# Cronjob Dienst (kostenlos oder kostengünstig)?



## webix (20. Februar 2005)

Guten Tag,

wer kennt von Euch einen Cronjob Dienst, bei dem man Cronjobs anlegen kann, die entweder minütlich oder sekündlich ausgeführt werden können?


----------



## generador (20. Februar 2005)

Ist minütlich vielleicht nocht ein bisschen übertrieben
Und sekündlich erst ?

Stündlich vielleicht ja aber weniger ist doch bissl hart oder ?

Hier ist einer der kostenlose zu Verfügung stellt

http://www.cron-server.de/leistungen.php

Noch was gefunden
http://www.jgs-xa.de/sponsorportal.php?id=34&sid=


----------



## sam (21. Februar 2005)

Bei WebCron kriegst du kostenlose CronJobs, allerdings nur stündlich...
 Früher war die Seite ein wenig umständlich für Leute ohne Französisch-Kenntnisse, aber mittlerweile gibt es sogar eine deutsche Übersetzung.


----------



## webix (21. Februar 2005)

Danke für die Tipps. Wenn jemand noch weitere Internetseiten kennt, bitte posten. 

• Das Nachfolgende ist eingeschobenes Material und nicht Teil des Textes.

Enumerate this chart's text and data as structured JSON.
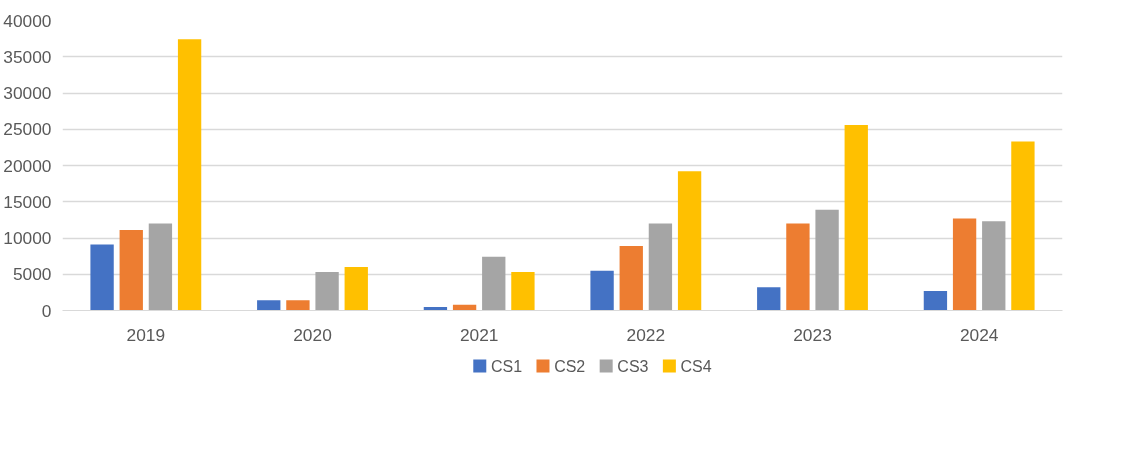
{
  "chart_data": {
    "type": "bar",
    "categories": [
      "2019",
      "2020",
      "2021",
      "2022",
      "2023",
      "2024"
    ],
    "series": [
      {
        "name": "CS1",
        "color": "#4472c4",
        "values": [
          9100,
          1400,
          500,
          5500,
          3200,
          2700
        ]
      },
      {
        "name": "CS2",
        "color": "#ed7d31",
        "values": [
          11100,
          1400,
          800,
          8900,
          12000,
          12700
        ]
      },
      {
        "name": "CS3",
        "color": "#a5a5a5",
        "values": [
          12000,
          5300,
          7400,
          12000,
          13900,
          12300
        ]
      },
      {
        "name": "CS4",
        "color": "#ffc000",
        "values": [
          37400,
          6000,
          5300,
          19200,
          25600,
          23300
        ]
      }
    ],
    "ylim": [
      0,
      40000
    ],
    "yticks": [
      0,
      5000,
      10000,
      15000,
      20000,
      25000,
      30000,
      35000,
      40000
    ],
    "grid": "y",
    "legend": "bottom"
  }
}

Die Cronjobs müssen minütlich ausgeführt werden.


----------



## sexmagic (13. März 2005)

Schau maml unter diesem Link da findest du meiner meinung nach nen ziemlich genauen Dienst, cronjob4you.at.

http://www.cronjob4you.at 

3-10 Jobs kostenlos und bisher immer sekundengenau ausgeführt!
Auch Stündlich möglich.

Vielleicht hilfts was, cucu.


----------